Com essa atitude equivocada o Psol parece repetir a triste sina que acompanha a história dos partidos de esquerda em Campina Grande, que é a de se constituir em braço auxiliar das carcomidas facções das classes dominantes na luta encarniçada pelo poder local, hoje representadas pelos grupos políticos Cunha Lima, Vital do Rego e Ribeiro. Assim foi com a esquerda de tradição comunista. Algumas de suas principais lideranças eram originárias de dissidências da classe dominante local, como foi o caso do ex-vereador Felix Araújo nos anos 1940/1950. Mesmo quando produzia lideranças genuinamente populares, com o tempo estas acabavam sendo cooptadas, como foi o caso do sapateiro, sindicalista e ex-vereador José Peba Pereira dos Santos e de outras lideranças populares, que na condição sócios menores e subordinados acabaram chancelando e participando de diferentes governos oligárquicos que desde os anos 1980 mandam e desmandam na urbe, como se essa fosse um feudo de seus interesses particulares. Mais recentemente, em 2000, o Partido dos Trabalhadores (em sintonia com a política de conciliação de classe então em vigor para eleger dali a dois anos Lula presidente por todos os meios possíveis e imagináveis) fez uma aliança para a eleição municipal programada para aquele ano em que a principal liderança do partido na cidade, a ex-vereadora e sindicalista Cozete Barbosa, formava uma dobradinha na chapa encabeçada por nada mais nada menos que o ex-senador Cássio Cunha Lima, membro do clã que, mediante seu atual preposto, o prefeito Romero Rodrigues, continua dirigindo com mãos de ferro os destinos da “Rainha da Borborema”. (2)

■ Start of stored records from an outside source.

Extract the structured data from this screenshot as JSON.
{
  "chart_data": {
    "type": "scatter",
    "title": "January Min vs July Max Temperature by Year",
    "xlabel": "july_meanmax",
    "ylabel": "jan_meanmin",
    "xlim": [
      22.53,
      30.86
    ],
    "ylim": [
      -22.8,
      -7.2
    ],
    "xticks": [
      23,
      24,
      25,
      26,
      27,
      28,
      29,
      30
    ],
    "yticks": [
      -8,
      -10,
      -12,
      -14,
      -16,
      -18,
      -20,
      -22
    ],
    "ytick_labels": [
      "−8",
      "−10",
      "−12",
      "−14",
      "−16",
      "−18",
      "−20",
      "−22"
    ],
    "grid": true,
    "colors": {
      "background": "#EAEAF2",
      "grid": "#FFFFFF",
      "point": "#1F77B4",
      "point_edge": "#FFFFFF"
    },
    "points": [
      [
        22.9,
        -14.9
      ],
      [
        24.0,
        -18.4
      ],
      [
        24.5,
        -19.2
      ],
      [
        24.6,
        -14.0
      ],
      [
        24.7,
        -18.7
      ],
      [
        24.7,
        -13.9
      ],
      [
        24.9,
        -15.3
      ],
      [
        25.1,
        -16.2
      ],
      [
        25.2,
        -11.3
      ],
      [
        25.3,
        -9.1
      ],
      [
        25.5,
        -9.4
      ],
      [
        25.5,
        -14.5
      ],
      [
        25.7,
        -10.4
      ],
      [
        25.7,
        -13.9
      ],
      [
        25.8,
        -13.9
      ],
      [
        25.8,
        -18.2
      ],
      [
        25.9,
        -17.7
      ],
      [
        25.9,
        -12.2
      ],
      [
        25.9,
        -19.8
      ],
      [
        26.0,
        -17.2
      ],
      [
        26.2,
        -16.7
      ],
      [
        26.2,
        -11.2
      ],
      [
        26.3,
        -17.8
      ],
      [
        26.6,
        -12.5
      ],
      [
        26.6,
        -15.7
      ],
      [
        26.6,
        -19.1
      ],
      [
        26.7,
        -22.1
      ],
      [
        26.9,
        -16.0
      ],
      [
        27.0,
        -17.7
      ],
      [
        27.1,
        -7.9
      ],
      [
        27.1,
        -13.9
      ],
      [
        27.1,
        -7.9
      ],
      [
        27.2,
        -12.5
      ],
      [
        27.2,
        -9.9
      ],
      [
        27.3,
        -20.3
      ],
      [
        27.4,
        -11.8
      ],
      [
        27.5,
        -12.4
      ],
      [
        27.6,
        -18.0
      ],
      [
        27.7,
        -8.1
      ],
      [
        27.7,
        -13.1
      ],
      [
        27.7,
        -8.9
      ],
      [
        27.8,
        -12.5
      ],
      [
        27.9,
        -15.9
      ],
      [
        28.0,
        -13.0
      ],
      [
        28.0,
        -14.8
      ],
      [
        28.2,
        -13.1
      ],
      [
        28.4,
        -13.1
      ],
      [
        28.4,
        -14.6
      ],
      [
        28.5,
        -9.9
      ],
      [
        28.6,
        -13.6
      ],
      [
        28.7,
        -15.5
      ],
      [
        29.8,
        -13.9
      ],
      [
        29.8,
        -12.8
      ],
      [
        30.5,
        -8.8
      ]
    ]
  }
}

É lamentável que, no momento em que os partidos de base popular mais precisam utilizar o momento eleitoral pra fazer avançar o seu programa político e denunciar junto à população os ataques brutais do capital contra a classe trabalhadora e o povo pobre, processo esse potencializado pela política genocida de Bolsonaro e seus aliados locais, o Psol de Campina Grande abdique de seu papel de polo de aglutinação da resistência, verdadeiramente antifascista, a partir das duras e imediatas lutas do tempo presente, apontando, ato-continuo, na perspectiva de reconstrução do projeto histórico de uma esquerda anticapitalista, socialista, de massas e revolucionária.
*O autor é professor da Unidade Acadêmica de História da UFCG.
NOTAS
1 – Antes de ingressar no PCdoB, em 2018, numa manobra eleitoreira típica de políticos tradicionais da direita, Inácio Falcão pertenceu aos seguintes partidos: PFL, DEM, PST, PDT, PSDB e ao AVANTE, de onde inclusive foi expulso.
2 – O cálculo pragmático do PT era, em troca, ter o apoio do grupo Cunha Lima para a candidatura de Lula à presidência da República em 2002. A primeira parte do acordo deu certo para ambas as partes, pois a chapa foi eleita com uma maioria esmagadora de votos, Cássio deixou a prefeitura para concorrer ao governo do Estado e o partido assumiu o governo municipal. Contudo, o seu desfecho foi um pouco diferente do que uma das partes imaginou: nem o PT teve o tal apoio nacional e, de quebra, Cozete Barbosa recebeu um verdadeiro presente de grego, pois quando assumiu a prefeitura de Campina Grande em 2002 esta estava totalmente quebrada e o partido e sua principal liderança pagaram um preço alto. Enquanto isso, Cássio, como uma boa raposa astuciosa da velha política oligárquica paraibana, não só foi eleito governador naquele mesmo ano, como apoiou a José Serra, que afinal de contas era o candidato a presidência de seu partido, o PSDB.